Auditory Processing Assessments

An Auditory Processing Disorder (APD) is a deficit in the brain's ability to understand and use sound information correctly; hearing levels are usually within the normal range. Our audiologists specialise in APD assessments and will discuss the results and therapy options with you.

An APD assessment consists of a series of tests, each one designed to assess a specific auditory skill. The pattern of the results of each test allows a profile of strengths and weaknesses to emerge. This is important because the degree and type of auditory processing deficit and individual experiences will determine the most appropriate therapy specific to his or her needs; there is no "one-size-fits-all" treatment for APD. 

Auditory Processing is a term used to describe how the brain recognises and interprets sound. APD assessment can be performed on adults and on children over 7 years of age who have normal hearing, but cannot process sound information accurately. It is more common to assess children, many (but not all) of these children experience significant learning difficulties because they are unable to make sense of what they are hearing. 

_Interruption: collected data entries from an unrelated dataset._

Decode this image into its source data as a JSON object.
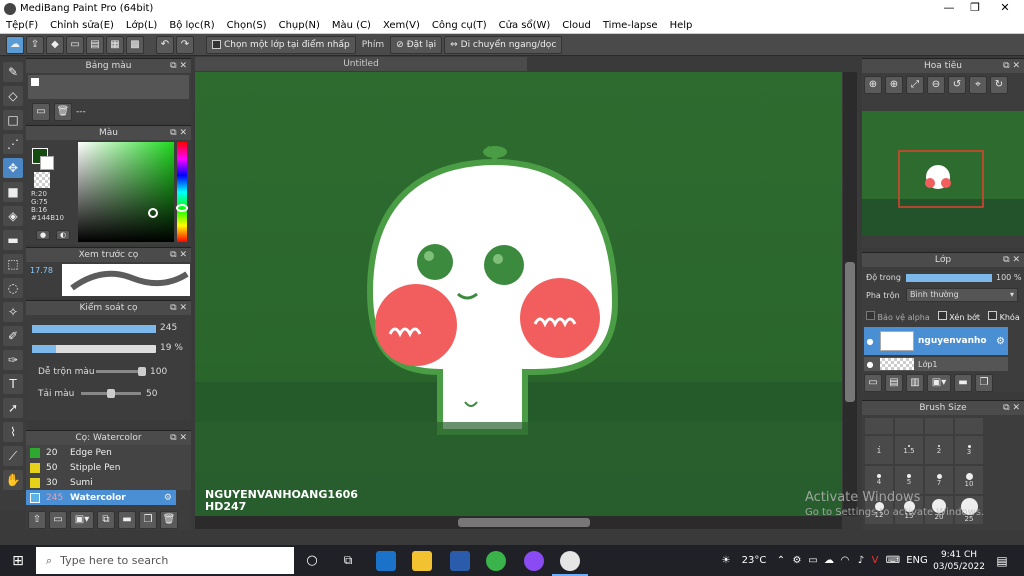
{
  "window": {
    "title": "MediBang Paint Pro (64bit)",
    "minimize": "—",
    "maximize": "❐",
    "close": "✕"
  },
  "menu": [
    "Tệp(F)",
    "Chỉnh sửa(E)",
    "Lớp(L)",
    "Bộ lọc(R)",
    "Chọn(S)",
    "Chụp(N)",
    "Màu (C)",
    "Xem(V)",
    "Công cụ(T)",
    "Cửa sổ(W)",
    "Cloud",
    "Time-lapse",
    "Help"
  ],
  "toolbar": {
    "select_layer_label": "Chọn một lớp tại điểm nhấp",
    "key_label": "Phím",
    "reset_label": "Đặt lại",
    "move_label": "Di chuyển ngang/dọc"
  },
  "canvas_tab": {
    "title": "Untitled"
  },
  "palette_panel": {
    "title": "Bảng màu",
    "dash": "---"
  },
  "color_panel": {
    "title": "Màu",
    "r": "R:20",
    "g": "G:75",
    "b": "B:16",
    "hex": "#144B10",
    "colors": {
      "current": "#144B10"
    }
  },
  "brush_preview_panel": {
    "title": "Xem trước cọ",
    "size": "17.78"
  },
  "brush_control_panel": {
    "title": "Kiểm soát cọ",
    "size_value": "245",
    "opacity_value": "19 %",
    "blend_label": "Dễ trộn màu",
    "blend_value": "100",
    "ink_label": "Tải màu",
    "ink_value": "50"
  },
  "brush_list_panel": {
    "title": "Cọ: Watercolor",
    "items": [
      {
        "size": "20",
        "name": "Edge Pen",
        "color": "#2fa82f"
      },
      {
        "size": "50",
        "name": "Stipple Pen",
        "color": "#e6d21a"
      },
      {
        "size": "30",
        "name": "Sumi",
        "color": "#e6d21a"
      },
      {
        "size": "245",
        "name": "Watercolor",
        "color": "#5ab3e6"
      }
    ]
  },
  "navigator_panel": {
    "title": "Hoa tiêu"
  },
  "layer_panel": {
    "title": "Lớp",
    "opacity_label": "Độ trong",
    "opacity_value": "100 %",
    "blend_label": "Pha trộn",
    "blend_value": "Bình thường",
    "protect_alpha": "Bảo vệ alpha",
    "clip": "Xén bớt",
    "lock": "Khóa",
    "layers": [
      {
        "name": "nguyenvanho"
      },
      {
        "name": "Lớp1"
      }
    ]
  },
  "brush_size_panel": {
    "title": "Brush Size",
    "sizes": [
      "1",
      "1.5",
      "2",
      "3",
      "4",
      "5",
      "7",
      "10",
      "12",
      "15",
      "20",
      "25"
    ]
  },
  "canvas": {
    "signature_line1": "NGUYENVANHOANG1606",
    "signature_line2": "HD247"
  },
  "watermark": {
    "line1": "Activate Windows",
    "line2": "Go to Settings to activate Windows."
  },
  "taskbar": {
    "search_placeholder": "Type here to search",
    "weather": "23°C",
    "lang": "ENG",
    "time": "9:41 CH",
    "date": "03/05/2022"
  }
}
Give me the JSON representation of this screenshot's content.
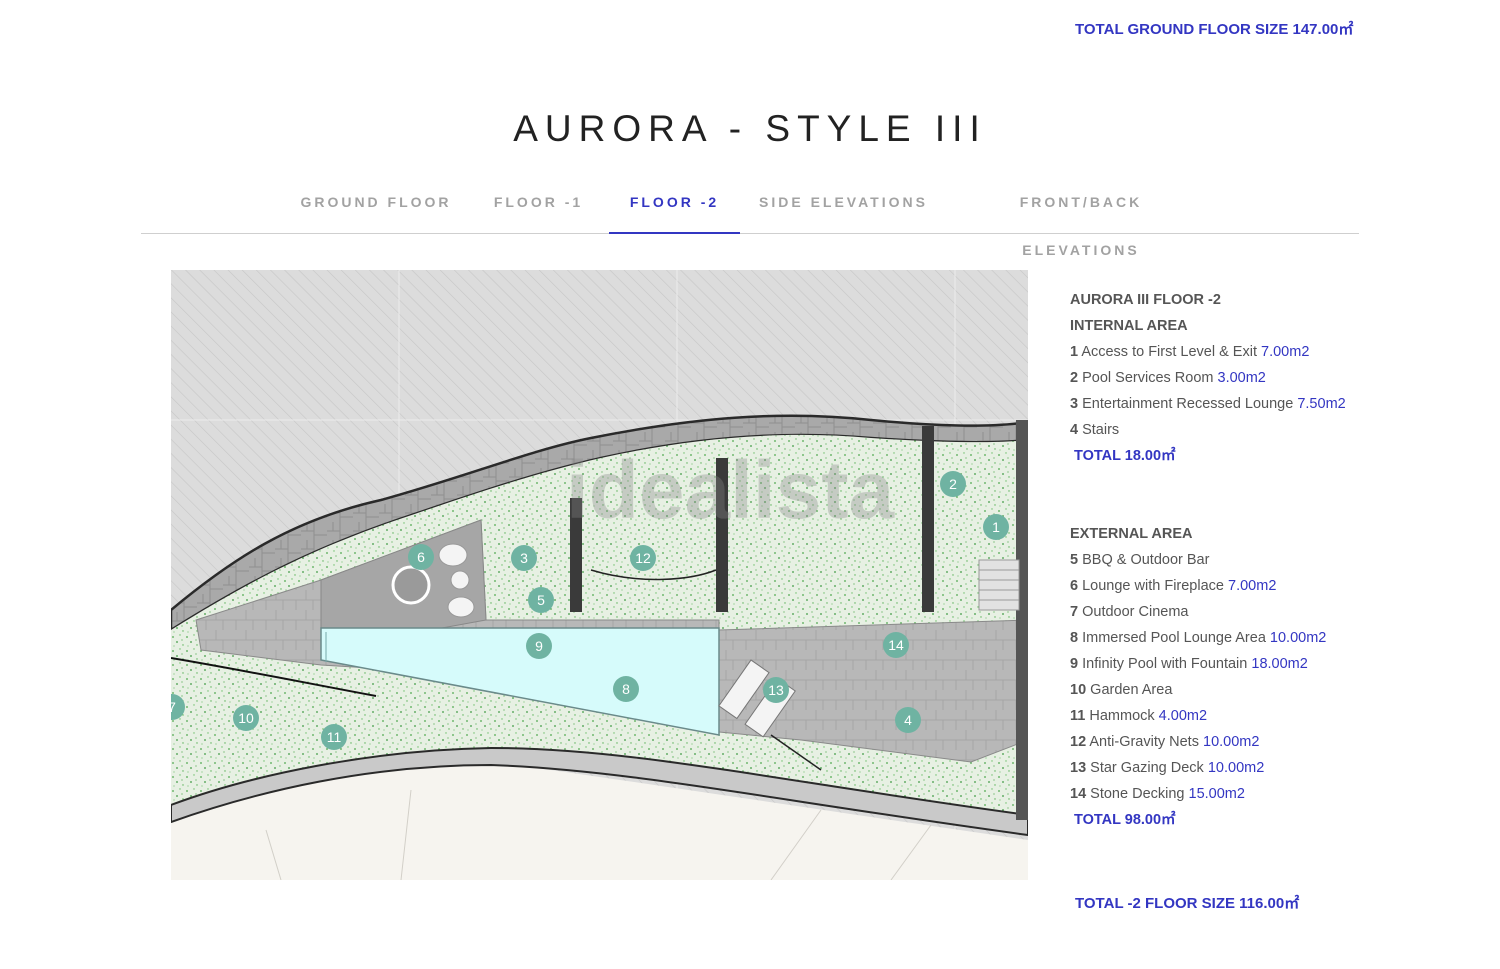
{
  "header": {
    "ground_floor_total": "TOTAL GROUND FLOOR SIZE 147.00㎡",
    "title": "AURORA - STYLE III"
  },
  "tabs": [
    {
      "label": "GROUND FLOOR",
      "active": false
    },
    {
      "label": "FLOOR -1",
      "active": false
    },
    {
      "label": "FLOOR -2",
      "active": true
    },
    {
      "label": "SIDE ELEVATIONS",
      "active": false
    },
    {
      "label": "FRONT/BACK ELEVATIONS",
      "active": false
    }
  ],
  "plan": {
    "watermark": "idealista",
    "markers": [
      "1",
      "2",
      "3",
      "4",
      "5",
      "6",
      "7",
      "8",
      "9",
      "10",
      "11",
      "12",
      "13",
      "14"
    ]
  },
  "info": {
    "title": "AURORA III FLOOR -2",
    "internal_heading": "INTERNAL AREA",
    "internal_items": [
      {
        "num": "1",
        "name": "Access to First Level & Exit",
        "area": "7.00m2"
      },
      {
        "num": "2",
        "name": "Pool Services Room",
        "area": "3.00m2"
      },
      {
        "num": "3",
        "name": "Entertainment Recessed Lounge",
        "area": "7.50m2"
      },
      {
        "num": "4",
        "name": "Stairs",
        "area": ""
      }
    ],
    "internal_total": "TOTAL 18.00㎡",
    "external_heading": "EXTERNAL AREA",
    "external_items": [
      {
        "num": "5",
        "name": "BBQ & Outdoor Bar",
        "area": ""
      },
      {
        "num": "6",
        "name": "Lounge with Fireplace",
        "area": "7.00m2"
      },
      {
        "num": "7",
        "name": "Outdoor Cinema",
        "area": ""
      },
      {
        "num": "8",
        "name": "Immersed Pool Lounge Area",
        "area": "10.00m2"
      },
      {
        "num": "9",
        "name": "Infinity Pool with Fountain",
        "area": "18.00m2"
      },
      {
        "num": "10",
        "name": "Garden Area",
        "area": ""
      },
      {
        "num": "11",
        "name": "Hammock",
        "area": "4.00m2"
      },
      {
        "num": "12",
        "name": "Anti-Gravity Nets",
        "area": "10.00m2"
      },
      {
        "num": "13",
        "name": "Star Gazing Deck",
        "area": "10.00m2"
      },
      {
        "num": "14",
        "name": "Stone Decking",
        "area": "15.00m2"
      }
    ],
    "external_total": "TOTAL 98.00㎡"
  },
  "footer": {
    "floor_total": "TOTAL -2 FLOOR SIZE 116.00㎡"
  },
  "colors": {
    "accent": "#3336c2",
    "marker": "#6fb3a2",
    "pool": "#d6fbfb",
    "garden": "#e6f0e2"
  }
}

A parent or teacher may suspect APD if a child: 

  • has difficulty following instructions
  • has difficulty understanding speech in the presence of background noise
  • has a short attention span 
  • has a lower reading or spelling ability
  • has difficulty in understanding information presented verbally
  • has difficulty learning in background noise or in group environments
  • has poorer verbal abilities
  • has low self-esteem
  • is easily distracted
  • behaves as if there is a hearing loss present often asking for repetition or clarification

APD can often be confused with other conditions such as language disorders or higher-order cognitive disorders (eg. Autism, Attention Deficit/Hyperactivity Disorder) as the symptoms and behaviours the child exhibit can be similar. It is important to note that APD is specific to the auditory deficit alone and not the results of any cognitive, language or related disorder. In some cases, however, APD can coexist with these disorders. A careful and accurate assessment is therefore required for proper diagnosis. Our senior audiologists are experienced in performing the audiological assessments to accurately diagnose APD.